Most defaulters fear taking on fresh credit once they have filed bankruptcy as this was the reason for them being in deep waters.
            However, this might not be the right attitude, especially if you propose to take auto finance or credit against collateral. You score could hit a mark of above 600 within six months, if you follow the Credit-rebuilding program given below.
                     Firstly, assure all your accounts enlisted in Credit reports, are included in bankruptcy. They must show zero balances for filing under Chapter 7. Though these accounts shall reflect on the credit report for until 7 years, you can convince your creditors to not bring them to the notice of the bureaus.
                     Secondly, secure fresh credit cards. Seeing your bankruptcy record, credit card firms shall not be very willing to offer new credit to you but you can obtain a secured card, which is essentially a regular one and has a backing of security deposit that would be in possession of the card supplier until you hold the account. The credit limit assigned to you would be equivalent to your deposit amount and the entire sum would be returned on the closure of the account or when you upgrade to an unsecured regular card. High rate of interest and a fixed annual fee are the traits of a secured card.
                      Next in line is the “Piggy backing” strategy of credit-rebuilding which is not only fast but perfectly legal as well. This suggests that you “piggy back” on a friend or relative’s credit by asking him or her to include you as an approved authorized user on either one or perhaps more card accounts. You have no responsibility of the bills or no access to the cards unless a copy is forwarded to you by the original card holder. Your bankruptcy, in no way, shall affect the credit record of the principal cardholder.
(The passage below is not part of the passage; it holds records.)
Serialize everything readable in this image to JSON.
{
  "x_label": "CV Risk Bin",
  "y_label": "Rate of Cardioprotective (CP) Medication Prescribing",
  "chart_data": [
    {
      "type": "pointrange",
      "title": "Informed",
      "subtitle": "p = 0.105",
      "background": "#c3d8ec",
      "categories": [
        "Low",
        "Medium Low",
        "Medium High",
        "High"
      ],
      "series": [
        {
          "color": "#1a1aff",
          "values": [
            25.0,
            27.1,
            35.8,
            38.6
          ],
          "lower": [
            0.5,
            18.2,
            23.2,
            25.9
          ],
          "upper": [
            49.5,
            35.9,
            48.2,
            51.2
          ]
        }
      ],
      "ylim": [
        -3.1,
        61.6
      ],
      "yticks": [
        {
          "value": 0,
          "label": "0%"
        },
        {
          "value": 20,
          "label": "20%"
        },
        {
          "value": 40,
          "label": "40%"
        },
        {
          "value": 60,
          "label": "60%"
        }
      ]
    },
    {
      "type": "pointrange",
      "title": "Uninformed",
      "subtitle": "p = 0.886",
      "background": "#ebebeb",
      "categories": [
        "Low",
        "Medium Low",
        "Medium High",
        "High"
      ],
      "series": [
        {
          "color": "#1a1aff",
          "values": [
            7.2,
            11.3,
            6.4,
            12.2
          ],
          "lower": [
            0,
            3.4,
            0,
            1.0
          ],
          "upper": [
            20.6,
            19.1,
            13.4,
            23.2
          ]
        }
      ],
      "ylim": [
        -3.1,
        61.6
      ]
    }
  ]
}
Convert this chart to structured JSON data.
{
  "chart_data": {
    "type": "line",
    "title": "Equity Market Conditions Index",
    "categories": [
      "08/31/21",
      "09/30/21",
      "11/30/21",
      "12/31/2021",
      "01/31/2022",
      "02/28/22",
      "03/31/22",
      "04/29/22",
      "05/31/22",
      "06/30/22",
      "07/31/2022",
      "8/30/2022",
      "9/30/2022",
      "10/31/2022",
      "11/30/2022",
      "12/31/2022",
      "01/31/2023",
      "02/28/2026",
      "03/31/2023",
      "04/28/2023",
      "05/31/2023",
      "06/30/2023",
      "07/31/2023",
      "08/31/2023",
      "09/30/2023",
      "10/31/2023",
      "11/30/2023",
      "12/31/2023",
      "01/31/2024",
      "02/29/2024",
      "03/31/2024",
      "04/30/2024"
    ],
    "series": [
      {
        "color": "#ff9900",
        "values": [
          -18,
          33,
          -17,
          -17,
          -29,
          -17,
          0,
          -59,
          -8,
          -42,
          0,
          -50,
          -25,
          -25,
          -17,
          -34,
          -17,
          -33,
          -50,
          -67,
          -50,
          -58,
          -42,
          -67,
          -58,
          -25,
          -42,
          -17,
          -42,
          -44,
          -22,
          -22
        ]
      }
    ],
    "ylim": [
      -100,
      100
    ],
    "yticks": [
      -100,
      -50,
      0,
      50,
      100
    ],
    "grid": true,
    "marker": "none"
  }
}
Though, you get immediate advantage of the original cardholder’s credit history, the possible shortcoming is the damage that can be caused to your credit if the primary benefactor lands in financial difficulties.

  1. How early can I start considering much larger loans, such as a mortgage?

There is no need to hold on to the expiry of your bankruptcy notation on the record before you plan to apply for mortgage or a car loan. A mortgage can be obtained within a time span of a year after filing a bankruptcy. Most lenders would like to see timely payments being made on different accounts, for almost a year’s time. However, the lowest interest rates might not be offered to you.